Publisher: The MIT Press
Published: 20 May 2025
DOI: 10.7551/mitpress/14407.001.0001
EISBN: 9780262382557
A critical examination of the twenty-first century fetishization of professional audio technologies, and how it led to a new social formation: gear cultures. Gear: mixing consoles, outboard effects processors, microphones. These are professional studio recording-related technological objects—the tools of the recording industry—yet their omnipresence in the broader music industries and prosumer markets transcends the entrenched pro audio engineer guild. In Gear: Cultures of Audio and Music Technologies , authors Eliot Bates and Samantha Bennett ask: How does gear become gear? Why is it fetishized?
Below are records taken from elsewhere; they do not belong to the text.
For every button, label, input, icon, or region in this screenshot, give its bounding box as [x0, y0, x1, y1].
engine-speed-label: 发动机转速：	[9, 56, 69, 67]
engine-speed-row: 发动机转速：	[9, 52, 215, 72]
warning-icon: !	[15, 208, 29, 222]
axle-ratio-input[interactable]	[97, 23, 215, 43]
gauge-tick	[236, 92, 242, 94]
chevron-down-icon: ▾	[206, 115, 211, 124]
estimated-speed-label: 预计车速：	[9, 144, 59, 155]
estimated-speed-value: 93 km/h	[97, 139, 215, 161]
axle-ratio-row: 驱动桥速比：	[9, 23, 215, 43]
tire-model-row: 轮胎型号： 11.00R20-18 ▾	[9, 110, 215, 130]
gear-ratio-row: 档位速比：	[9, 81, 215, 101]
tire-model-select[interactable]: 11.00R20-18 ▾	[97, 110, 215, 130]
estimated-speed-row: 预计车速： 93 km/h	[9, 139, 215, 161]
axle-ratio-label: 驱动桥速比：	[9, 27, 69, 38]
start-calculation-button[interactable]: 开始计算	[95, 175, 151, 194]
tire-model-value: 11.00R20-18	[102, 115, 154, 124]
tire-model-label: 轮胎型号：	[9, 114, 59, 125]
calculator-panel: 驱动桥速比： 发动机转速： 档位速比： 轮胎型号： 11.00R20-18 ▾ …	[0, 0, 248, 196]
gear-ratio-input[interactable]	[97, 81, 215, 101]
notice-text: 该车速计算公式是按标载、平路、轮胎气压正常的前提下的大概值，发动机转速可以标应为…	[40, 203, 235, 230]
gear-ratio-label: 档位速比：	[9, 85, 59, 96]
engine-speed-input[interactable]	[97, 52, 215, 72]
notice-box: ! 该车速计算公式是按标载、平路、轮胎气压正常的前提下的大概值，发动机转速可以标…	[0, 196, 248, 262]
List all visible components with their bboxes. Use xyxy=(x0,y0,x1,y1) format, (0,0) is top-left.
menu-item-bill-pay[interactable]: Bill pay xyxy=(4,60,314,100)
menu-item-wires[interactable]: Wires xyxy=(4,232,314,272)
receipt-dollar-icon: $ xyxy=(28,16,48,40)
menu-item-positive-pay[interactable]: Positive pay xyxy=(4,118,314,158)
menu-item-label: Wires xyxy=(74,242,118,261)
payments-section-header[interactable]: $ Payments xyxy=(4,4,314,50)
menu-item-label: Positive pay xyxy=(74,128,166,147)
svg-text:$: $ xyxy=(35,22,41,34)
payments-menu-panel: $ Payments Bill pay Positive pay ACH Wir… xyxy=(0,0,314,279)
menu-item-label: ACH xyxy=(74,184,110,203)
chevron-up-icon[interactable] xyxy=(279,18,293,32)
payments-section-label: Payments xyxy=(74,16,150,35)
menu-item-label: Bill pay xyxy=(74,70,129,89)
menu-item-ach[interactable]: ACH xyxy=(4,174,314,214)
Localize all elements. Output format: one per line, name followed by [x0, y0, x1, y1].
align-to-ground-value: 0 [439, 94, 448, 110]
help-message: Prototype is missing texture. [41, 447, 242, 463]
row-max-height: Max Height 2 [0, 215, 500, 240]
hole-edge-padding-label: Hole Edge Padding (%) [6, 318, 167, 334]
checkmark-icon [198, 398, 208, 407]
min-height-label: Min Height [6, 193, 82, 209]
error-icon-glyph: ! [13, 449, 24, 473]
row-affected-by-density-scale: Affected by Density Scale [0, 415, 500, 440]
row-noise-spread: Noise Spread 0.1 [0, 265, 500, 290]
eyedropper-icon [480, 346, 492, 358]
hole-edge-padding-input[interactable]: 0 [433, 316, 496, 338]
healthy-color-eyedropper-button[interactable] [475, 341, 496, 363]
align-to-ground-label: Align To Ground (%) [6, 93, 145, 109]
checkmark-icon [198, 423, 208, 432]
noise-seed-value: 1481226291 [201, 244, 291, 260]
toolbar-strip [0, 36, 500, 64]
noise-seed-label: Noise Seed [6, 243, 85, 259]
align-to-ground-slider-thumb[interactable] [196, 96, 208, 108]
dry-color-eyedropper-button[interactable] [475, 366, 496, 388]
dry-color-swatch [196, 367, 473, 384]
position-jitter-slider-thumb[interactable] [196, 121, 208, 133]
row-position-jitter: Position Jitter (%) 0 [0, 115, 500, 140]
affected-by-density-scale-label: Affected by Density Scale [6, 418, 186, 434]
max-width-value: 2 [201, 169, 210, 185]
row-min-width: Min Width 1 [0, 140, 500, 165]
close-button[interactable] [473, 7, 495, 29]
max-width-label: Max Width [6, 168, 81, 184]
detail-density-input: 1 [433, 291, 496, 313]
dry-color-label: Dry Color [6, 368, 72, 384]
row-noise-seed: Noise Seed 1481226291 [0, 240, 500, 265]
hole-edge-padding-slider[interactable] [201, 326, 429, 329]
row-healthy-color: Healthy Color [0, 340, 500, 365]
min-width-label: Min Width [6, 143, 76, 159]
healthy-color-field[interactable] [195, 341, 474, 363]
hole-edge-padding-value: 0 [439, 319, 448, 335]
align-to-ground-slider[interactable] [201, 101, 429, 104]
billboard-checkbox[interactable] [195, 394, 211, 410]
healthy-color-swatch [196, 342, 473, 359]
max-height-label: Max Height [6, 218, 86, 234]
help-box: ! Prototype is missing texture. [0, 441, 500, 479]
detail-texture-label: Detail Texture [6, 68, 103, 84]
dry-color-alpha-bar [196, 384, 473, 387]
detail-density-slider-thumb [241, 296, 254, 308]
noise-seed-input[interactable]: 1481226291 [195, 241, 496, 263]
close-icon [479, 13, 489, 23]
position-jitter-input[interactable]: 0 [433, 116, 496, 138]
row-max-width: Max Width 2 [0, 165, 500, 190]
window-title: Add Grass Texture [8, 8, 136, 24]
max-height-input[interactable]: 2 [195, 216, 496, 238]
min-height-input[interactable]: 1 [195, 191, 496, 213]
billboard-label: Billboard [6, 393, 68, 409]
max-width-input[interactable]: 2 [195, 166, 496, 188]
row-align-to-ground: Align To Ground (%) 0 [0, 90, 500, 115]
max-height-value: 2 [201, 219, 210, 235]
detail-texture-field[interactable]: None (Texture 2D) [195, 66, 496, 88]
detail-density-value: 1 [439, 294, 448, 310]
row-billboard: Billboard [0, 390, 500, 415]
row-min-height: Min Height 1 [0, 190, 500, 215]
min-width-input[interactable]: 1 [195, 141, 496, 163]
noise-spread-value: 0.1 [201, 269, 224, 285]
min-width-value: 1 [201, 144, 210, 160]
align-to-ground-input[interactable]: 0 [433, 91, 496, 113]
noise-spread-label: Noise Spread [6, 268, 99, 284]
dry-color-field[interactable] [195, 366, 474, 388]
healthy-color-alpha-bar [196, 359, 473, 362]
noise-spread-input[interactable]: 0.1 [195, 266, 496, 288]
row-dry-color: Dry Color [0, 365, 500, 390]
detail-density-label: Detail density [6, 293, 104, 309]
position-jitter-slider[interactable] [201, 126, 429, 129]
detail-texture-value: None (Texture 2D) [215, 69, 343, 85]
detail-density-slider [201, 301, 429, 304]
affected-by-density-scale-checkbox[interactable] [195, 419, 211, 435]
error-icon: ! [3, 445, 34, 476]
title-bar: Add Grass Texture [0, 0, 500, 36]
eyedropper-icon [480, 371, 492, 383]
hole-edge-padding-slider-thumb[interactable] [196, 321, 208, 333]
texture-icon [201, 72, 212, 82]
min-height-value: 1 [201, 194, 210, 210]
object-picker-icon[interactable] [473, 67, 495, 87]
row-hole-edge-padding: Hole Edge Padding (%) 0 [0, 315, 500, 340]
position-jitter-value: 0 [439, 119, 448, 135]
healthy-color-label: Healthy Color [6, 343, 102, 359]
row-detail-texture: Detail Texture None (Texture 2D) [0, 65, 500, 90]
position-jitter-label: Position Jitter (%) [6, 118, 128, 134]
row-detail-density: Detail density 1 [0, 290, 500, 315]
And how is it even relevant in the predominantly digital twenty-first-century music technology landscape? This multisited, multicountry, multiplatform, and multiscalar study focuses on gear in the present day. The authors trace the life of gear from its underlying materialities, components, and interfaces to its manufacturing processes, its staging in sites including trade shows and message fora, and its reception through (gear) canons, heritage, and obdurance. This book implements a meticulous multimode methodology drawing upon more than twenty-five firsthand long-form interviews with audio industry professionals—including gear designers, users, and publishers—as well as new findings drawn from multisited fieldwork, online discourse analysis, and visual ethnography. Gear examines the present-day prevalence of gear and the existence of its surrounding passionate, competitive, and sometimes bizarre gear cultures.